Candidates visit Labor Day picnic

AFL-CIO president says no party should take union votes for granted

Drew Warren, 8, of Benton catches a football at the Central Arkansas Labor Council Labor Day Picnic on the grounds of the Governor’s Mansion in Little Rock on Monday.
Drew Warren, 8, of Benton catches a football at the Central Arkansas Labor Council Labor Day Picnic on the grounds of the Governor’s Mansion in Little Rock on Monday.

— Amid a sluggish economy and fears of a double-dip recession, union members who gathered Monday for a Labor Day picnic at the Governor’s Mansion in Little Rock had a message for the political candidates who came to promote their campaigns.

“This is about jobs,” said Jean Hervey, a vice president and regional director of Worker’s United, which represents workers in the laundry, food service, hospitality, gaming, apparel, textile, manufacturing and distribution industries. “We need to rebuild this country and build it on a foundation that will help working people.”

Central Arkansas Labor Council President Jerry Brewer said he expected about 500 people to gather for the annual picnic featuring hot dogs and hamburgers donated by The Kroger Co. grocery store chain and grilled by union volunteers. Similar events were held Monday by union groups in Texarkana, Fort Smith and Batesville.

While sponsored by the council, Brewer said, the picnic was open to anyone.
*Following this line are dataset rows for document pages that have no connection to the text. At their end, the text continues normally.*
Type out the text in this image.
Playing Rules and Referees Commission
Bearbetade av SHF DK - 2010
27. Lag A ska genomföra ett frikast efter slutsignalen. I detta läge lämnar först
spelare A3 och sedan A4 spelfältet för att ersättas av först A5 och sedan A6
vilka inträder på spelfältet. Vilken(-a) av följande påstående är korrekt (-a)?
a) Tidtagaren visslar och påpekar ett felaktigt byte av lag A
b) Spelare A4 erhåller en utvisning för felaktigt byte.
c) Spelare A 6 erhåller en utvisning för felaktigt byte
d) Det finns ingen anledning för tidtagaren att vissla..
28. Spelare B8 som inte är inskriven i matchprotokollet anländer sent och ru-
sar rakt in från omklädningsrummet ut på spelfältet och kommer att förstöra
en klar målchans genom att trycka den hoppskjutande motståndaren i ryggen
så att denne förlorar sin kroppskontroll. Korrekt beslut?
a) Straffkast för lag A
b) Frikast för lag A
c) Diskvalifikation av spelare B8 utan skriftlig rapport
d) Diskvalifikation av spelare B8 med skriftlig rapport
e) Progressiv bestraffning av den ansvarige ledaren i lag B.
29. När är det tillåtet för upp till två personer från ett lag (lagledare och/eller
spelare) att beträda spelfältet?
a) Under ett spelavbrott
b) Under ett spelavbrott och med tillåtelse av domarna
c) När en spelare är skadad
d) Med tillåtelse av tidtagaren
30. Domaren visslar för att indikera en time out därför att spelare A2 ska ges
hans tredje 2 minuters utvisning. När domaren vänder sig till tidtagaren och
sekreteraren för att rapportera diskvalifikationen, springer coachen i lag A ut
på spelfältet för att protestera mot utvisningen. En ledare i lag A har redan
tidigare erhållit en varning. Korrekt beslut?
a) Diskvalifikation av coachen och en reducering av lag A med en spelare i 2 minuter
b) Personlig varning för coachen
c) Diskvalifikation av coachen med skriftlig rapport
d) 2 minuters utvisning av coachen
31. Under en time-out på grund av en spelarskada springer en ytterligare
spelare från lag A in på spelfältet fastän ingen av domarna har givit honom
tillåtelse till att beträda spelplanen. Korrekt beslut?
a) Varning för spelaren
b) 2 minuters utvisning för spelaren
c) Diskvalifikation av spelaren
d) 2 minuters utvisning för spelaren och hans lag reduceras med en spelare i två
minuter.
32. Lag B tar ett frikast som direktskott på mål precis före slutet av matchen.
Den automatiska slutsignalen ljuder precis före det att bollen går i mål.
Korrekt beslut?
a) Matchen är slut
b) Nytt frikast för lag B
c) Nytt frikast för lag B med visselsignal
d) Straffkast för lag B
“This is about working families,” Brewer said. “It’s not just about union and not union.”

The national day off work has been celebrated for nearly 130 years, oftentimes with picnics thrown by unions. Congress made the day, believed to have been started by carpenters, a federal holiday in 1894.

In Little Rock, a stream of Democratic candidates planning races for the Legislature next year, as well as at least two candidates for a nonpartisan Pulaski County circuit judgeship, took turns at a microphone giving brief speeches to introduce themselves.

Last year, Democrats took a drubbing at the polls in Arkansas and elsewhere, with three congressional seats and three state constitutional offices switching from Democrat to Republican. Democrats also saw their majority shrink in the Legislature. They now control 54 of 100 seats in the House and 20 of the 35 seats in the Senate.

“When we get lazy at the voting booth, we get what we’ve got right now,” State Sen. Joyce Elliot, a Democrat from Little Rock who described herself as “labor to the core,” told the crowd Monday.

Phynaus Wilson of North Little Rock, a Democrat who worked as an aide to former U.S. Rep. Vic Snyder, used the event as a forum to announce his candidacy for Senate District 34.

A fellow Democrat, state Rep. Barry Hyde of North Little Rock, also said he plans to run for the seat.

Alan Hughes, president of the Arkansas AFL-CIO, told union members the candidates “ought to be listening to you right now and understand one thing: It’s about jobs.

“If you can’t understand about jobs, you can’t understand about anything,” Hughes said.

He also said politicians should “keep their darn hands off” Social Security and should preserve Medicare and Medicaid benefits.

No party should take union votes for granted, Hughes said.

“We don’t belong to any of them,” he said. “We stand for working families.”